Jakarta, GPriority.co.id – “Dunia membutuhkan wanita yang kuat. Wanita yang akan mengangkat dan membangun orang lain, yang akan mencintai dan dicintai, wanita yang hidup dengan berani, lembut dan galak, wanita dengan keinginan yang tak tergoyahkan.” – Amy Tenney.
Sepenggal kata oleh Amy Tenney, pengacara dan politikus Amerika yang menjabat sebagai perwakilan AS untuk distrik kongres ke-24 New York sejak 2023 itu tercermin dalam perjuangan seluruh perempuan di dunia.
Termasuk dari Iriane Iliyas, Wakil Bupati (Wabup) Morowali periode 2024-2029. Pemimpin perempuan pertama di Morowali dengan segudang pengalaman itu memiliki tekad memperjuangkan hak-hak perempuan yang belum terpenuhi.
Dari pengalamannya sebagai anggota DPRD Morowali selama tiga periode, Iriane menampung seluruh aspirasi masyarakat tanpa terkecuali, termasuk aspirasi perempuan.
“Selama ibu memimpin sebagai anggota DPRD sebelum jadi Wakil Bupati, ibu itu tetap memperjuangkan aspirasi masyarakat yang dari daerah pemilihan ibu. Apa kebutuhan, aspirasi mereka ibu perjuangkan,” kata Iriane kepada GPriority.
Tak berhenti disitu, Iriane yang juga aktif dalam kegiatan perempuan di daerahnya, membuka peluang bagi perempuan Morowali agar bisa mandiri. Bahkan, peluang agar perempuan berdaya ia bagikan mulai dari cara membuat kue, menjual es hingga menjahit.
“Jadi ibu membantu mereka seperti mereka membuat kue, menjual es, yang pintar menjahit kami bisa bantu dengan mesin jahit. Membuat kue, membuat es itu bisa kami bantu dengan kulkas freezer,” tuturnya.

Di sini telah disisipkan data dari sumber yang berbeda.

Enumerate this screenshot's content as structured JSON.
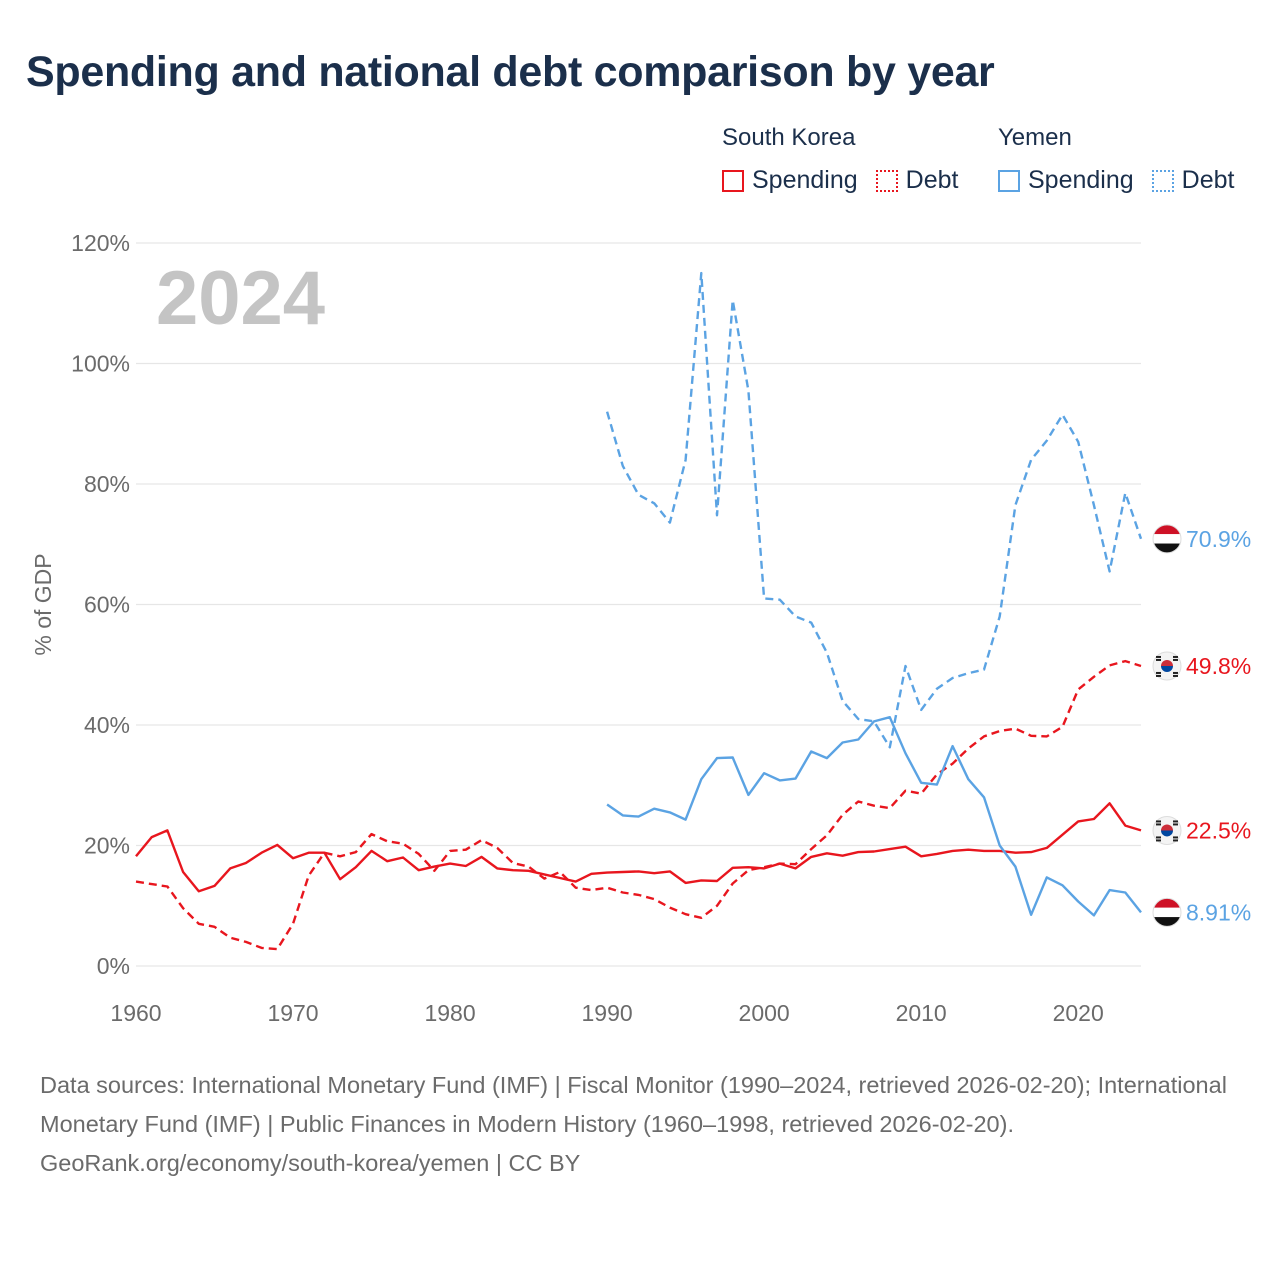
{
  "title": "Spending and national debt comparison by year",
  "legend": {
    "groups": [
      {
        "name": "South Korea",
        "items": [
          {
            "label": "Spending"
          },
          {
            "label": "Debt"
          }
        ]
      },
      {
        "name": "Yemen",
        "items": [
          {
            "label": "Spending"
          },
          {
            "label": "Debt"
          }
        ]
      }
    ]
  },
  "footer": {
    "sources": "Data sources: International Monetary Fund (IMF) | Fiscal Monitor (1990–2024, retrieved 2026-02-20); International Monetary Fund (IMF) | Public Finances in Modern History (1960–1998, retrieved 2026-02-20).",
    "credit": "GeoRank.org/economy/south-korea/yemen | CC BY"
  },
  "colors": {
    "south_korea": "#e8161e",
    "yemen": "#5ba3e3",
    "title": "#1b2f4b",
    "axis_text": "#6b6b6b",
    "grid": "#e6e6e6",
    "watermark": "#c4c4c4"
  },
  "chart_data": {
    "type": "line",
    "title": "Spending and national debt comparison by year",
    "ylabel": "% of GDP",
    "xlabel": "",
    "year_watermark": "2024",
    "xlim": [
      1960,
      2024
    ],
    "ylim": [
      0,
      120
    ],
    "x_ticks": [
      1960,
      1970,
      1980,
      1990,
      2000,
      2010,
      2020
    ],
    "x_tick_labels": [
      "1960",
      "1970",
      "1980",
      "1990",
      "2000",
      "2010",
      "2020"
    ],
    "y_ticks": [
      0,
      20,
      40,
      60,
      80,
      100,
      120
    ],
    "y_tick_labels": [
      "0%",
      "20%",
      "40%",
      "60%",
      "80%",
      "100%",
      "120%"
    ],
    "series": [
      {
        "name": "South Korea Spending",
        "country": "South Korea",
        "metric": "Spending",
        "style": "solid",
        "color_key": "south_korea",
        "end_label": "22.5%",
        "flag": "south-korea",
        "x": [
          1960,
          1961,
          1962,
          1963,
          1964,
          1965,
          1966,
          1967,
          1968,
          1969,
          1970,
          1971,
          1972,
          1973,
          1974,
          1975,
          1976,
          1977,
          1978,
          1979,
          1980,
          1981,
          1982,
          1983,
          1984,
          1985,
          1986,
          1987,
          1988,
          1989,
          1990,
          1991,
          1992,
          1993,
          1994,
          1995,
          1996,
          1997,
          1998,
          1999,
          2000,
          2001,
          2002,
          2003,
          2004,
          2005,
          2006,
          2007,
          2008,
          2009,
          2010,
          2011,
          2012,
          2013,
          2014,
          2015,
          2016,
          2017,
          2018,
          2019,
          2020,
          2021,
          2022,
          2023,
          2024
        ],
        "values": [
          18.2,
          21.4,
          22.5,
          15.6,
          12.4,
          13.3,
          16.2,
          17.1,
          18.8,
          20.1,
          17.9,
          18.8,
          18.8,
          14.4,
          16.4,
          19.1,
          17.4,
          18.0,
          15.9,
          16.5,
          17.0,
          16.6,
          18.1,
          16.2,
          15.9,
          15.8,
          15.2,
          14.6,
          14.0,
          15.3,
          15.5,
          15.6,
          15.7,
          15.4,
          15.7,
          13.8,
          14.2,
          14.1,
          16.3,
          16.4,
          16.2,
          17.0,
          16.2,
          18.1,
          18.7,
          18.3,
          18.9,
          19.0,
          19.4,
          19.8,
          18.2,
          18.6,
          19.1,
          19.3,
          19.1,
          19.1,
          18.8,
          18.9,
          19.6,
          21.8,
          24.0,
          24.4,
          27.0,
          23.3,
          22.5
        ]
      },
      {
        "name": "South Korea Debt",
        "country": "South Korea",
        "metric": "Debt",
        "style": "dashed",
        "color_key": "south_korea",
        "end_label": "49.8%",
        "flag": "south-korea",
        "x": [
          1960,
          1961,
          1962,
          1963,
          1964,
          1965,
          1966,
          1967,
          1968,
          1969,
          1970,
          1971,
          1972,
          1973,
          1974,
          1975,
          1976,
          1977,
          1978,
          1979,
          1980,
          1981,
          1982,
          1983,
          1984,
          1985,
          1986,
          1987,
          1988,
          1989,
          1990,
          1991,
          1992,
          1993,
          1994,
          1995,
          1996,
          1997,
          1998,
          1999,
          2000,
          2001,
          2002,
          2003,
          2004,
          2005,
          2006,
          2007,
          2008,
          2009,
          2010,
          2011,
          2012,
          2013,
          2014,
          2015,
          2016,
          2017,
          2018,
          2019,
          2020,
          2021,
          2022,
          2023,
          2024
        ],
        "values": [
          14.0,
          13.6,
          13.2,
          9.6,
          7.0,
          6.5,
          4.7,
          4.0,
          3.0,
          2.8,
          7.0,
          15.0,
          18.8,
          18.2,
          18.9,
          21.9,
          20.7,
          20.3,
          18.6,
          15.8,
          19.1,
          19.3,
          20.9,
          19.6,
          17.1,
          16.5,
          14.5,
          15.6,
          13.0,
          12.6,
          13.0,
          12.2,
          11.8,
          11.1,
          9.7,
          8.6,
          8.0,
          10.0,
          13.7,
          15.9,
          16.4,
          17.0,
          16.9,
          19.4,
          21.7,
          25.1,
          27.3,
          26.6,
          26.2,
          29.1,
          28.6,
          31.8,
          33.6,
          36.1,
          38.1,
          39.0,
          39.4,
          38.2,
          38.1,
          39.7,
          45.9,
          48.0,
          49.9,
          50.6,
          49.8
        ]
      },
      {
        "name": "Yemen Spending",
        "country": "Yemen",
        "metric": "Spending",
        "style": "solid",
        "color_key": "yemen",
        "end_label": "8.91%",
        "flag": "yemen",
        "x": [
          1990,
          1991,
          1992,
          1993,
          1994,
          1995,
          1996,
          1997,
          1998,
          1999,
          2000,
          2001,
          2002,
          2003,
          2004,
          2005,
          2006,
          2007,
          2008,
          2009,
          2010,
          2011,
          2012,
          2013,
          2014,
          2015,
          2016,
          2017,
          2018,
          2019,
          2020,
          2021,
          2022,
          2023,
          2024
        ],
        "values": [
          26.8,
          25.0,
          24.8,
          26.1,
          25.5,
          24.3,
          31.0,
          34.5,
          34.6,
          28.4,
          32.0,
          30.8,
          31.1,
          35.6,
          34.5,
          37.1,
          37.6,
          40.6,
          41.3,
          35.3,
          30.4,
          30.1,
          36.5,
          31.0,
          28.0,
          20.0,
          16.5,
          8.5,
          14.7,
          13.4,
          10.7,
          8.4,
          12.6,
          12.2,
          8.9
        ]
      },
      {
        "name": "Yemen Debt",
        "country": "Yemen",
        "metric": "Debt",
        "style": "dashed",
        "color_key": "yemen",
        "end_label": "70.9%",
        "flag": "yemen",
        "x": [
          1990,
          1991,
          1992,
          1993,
          1994,
          1995,
          1996,
          1997,
          1998,
          1999,
          2000,
          2001,
          2002,
          2003,
          2004,
          2005,
          2006,
          2007,
          2008,
          2009,
          2010,
          2011,
          2012,
          2013,
          2014,
          2015,
          2016,
          2017,
          2018,
          2019,
          2020,
          2021,
          2022,
          2023,
          2024
        ],
        "values": [
          92.0,
          83.0,
          78.2,
          76.8,
          73.6,
          84.0,
          115.0,
          74.8,
          110.5,
          95.5,
          61.0,
          60.8,
          58.0,
          57.0,
          52.0,
          44.0,
          41.0,
          40.6,
          36.3,
          49.8,
          42.5,
          46.0,
          47.8,
          48.6,
          49.2,
          58.0,
          76.5,
          84.0,
          87.2,
          91.5,
          87.0,
          76.5,
          65.5,
          78.5,
          70.9
        ]
      }
    ]
  }
}
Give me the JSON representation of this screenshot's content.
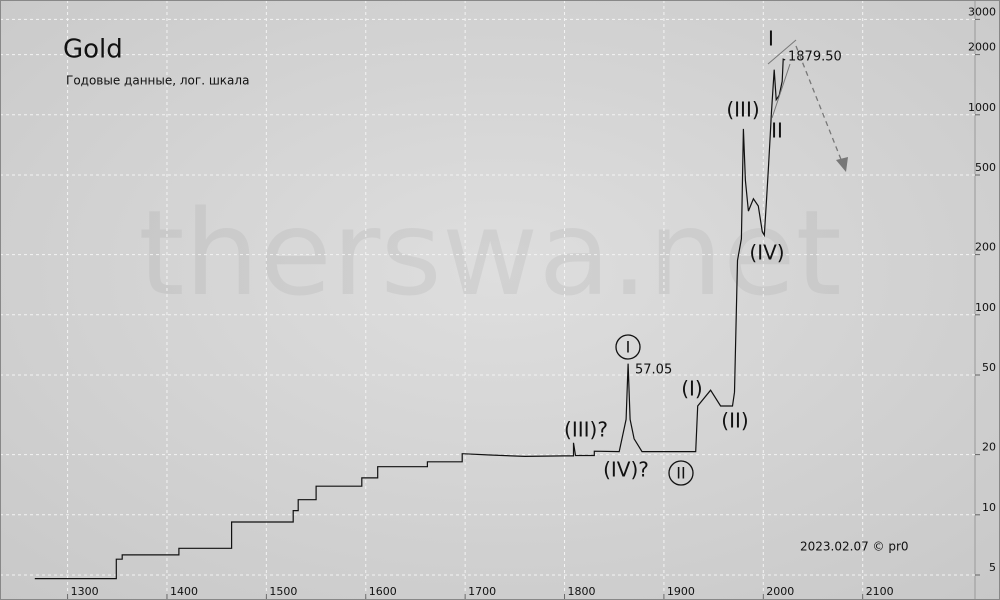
{
  "chart_data": {
    "type": "line",
    "title": "Gold",
    "subtitle": "Годовые данные, лог. шкала",
    "watermark": "therswa.net",
    "footer": "2023.02.07 © pr0",
    "x": [
      1267,
      1349,
      1349,
      1355,
      1355,
      1412,
      1412,
      1465,
      1465,
      1527,
      1527,
      1532,
      1532,
      1550,
      1550,
      1596,
      1596,
      1612,
      1612,
      1662,
      1662,
      1697,
      1697,
      1725,
      1760,
      1800,
      1809,
      1809,
      1811,
      1830,
      1830,
      1855,
      1862,
      1864,
      1866,
      1870,
      1878,
      1932,
      1934,
      1947,
      1957,
      1969,
      1971,
      1974,
      1978,
      1980,
      1982,
      1985,
      1990,
      1995,
      1999,
      2001,
      2003,
      2005,
      2007,
      2008,
      2011,
      2013,
      2016,
      2019,
      2020,
      2022
    ],
    "values": [
      4.8,
      4.8,
      6.0,
      6.0,
      6.3,
      6.3,
      6.8,
      6.8,
      9.2,
      9.2,
      10.5,
      10.5,
      11.9,
      11.9,
      13.9,
      13.9,
      15.3,
      15.3,
      17.4,
      17.4,
      18.4,
      18.4,
      20.2,
      19.9,
      19.6,
      19.7,
      19.7,
      22.9,
      19.8,
      19.8,
      20.8,
      20.7,
      30,
      57.05,
      30,
      24,
      20.7,
      20.7,
      35,
      42,
      35,
      35,
      41,
      187,
      240,
      850,
      470,
      330,
      380,
      350,
      260,
      250,
      360,
      530,
      800,
      1000,
      1680,
      1190,
      1250,
      1470,
      1900,
      1879.5
    ],
    "color": "#111111",
    "xlim": [
      1232,
      2213
    ],
    "xticks": [
      1300,
      1400,
      1500,
      1600,
      1700,
      1800,
      1900,
      2000,
      2100
    ],
    "ylim": [
      3.75,
      3750
    ],
    "yticks": [
      5,
      10,
      20,
      50,
      100,
      200,
      500,
      1000,
      2000,
      3000
    ],
    "log_y": true,
    "grid": true,
    "annotations": [
      "I",
      "57.05",
      "(III)?",
      "(IV)?",
      "II",
      "(I)",
      "(II)",
      "(III)",
      "(IV)",
      "I",
      "II",
      "1879.50"
    ]
  }
}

Lewat cara ini, menurut Iriane perempuan tidak hanya mengandalkan penghasilan suami, terlepas dari perannya sebagai ibu rumah tangga. Perempuan, kata Irene harus tetap berkarya.
“Mari kita bekerja membantu penghasilan suami-suami. Jangan kita hanya ikut perempuan itu, jangan hanya tinggal di rumah, mengharapkan penghasilan suami. Perempuan itu harus berkarya juga,” kata Irene.
Disamping itu, Iriane yang merupakan seorang single women, tetap memperhatikan waktu bagi keluarga. Menurutnya, hal ini wajib diterapkan bagi perempuan yang tengah berjuang.
Lebih lanjut, Iriane memiliki program dalam pemberdayaan perempuan. Ia menilai kemandirian perempuan perlu didukung kebijakan yang kuat, seperti program pelatihan. Selain itu, Irene berkomitmen agar pemberdayaan perempuan berada di dinas tersendiri.
“Agar supaya kita bisa mengasihkan dana untuk kaum-kaum perempuan yang ada di Kabupaten Morowali. Untuk mereka bisa kita buatkan pelatihan, buat kaum-kaum perempuan. Makanya Ibu sementara sekarang berjuang agar pemberdayaan perempuan itu dinas sendiri. Jangan lagi gabung di Pemerintah Desa. Biar lebih terfokus,” tukasnya.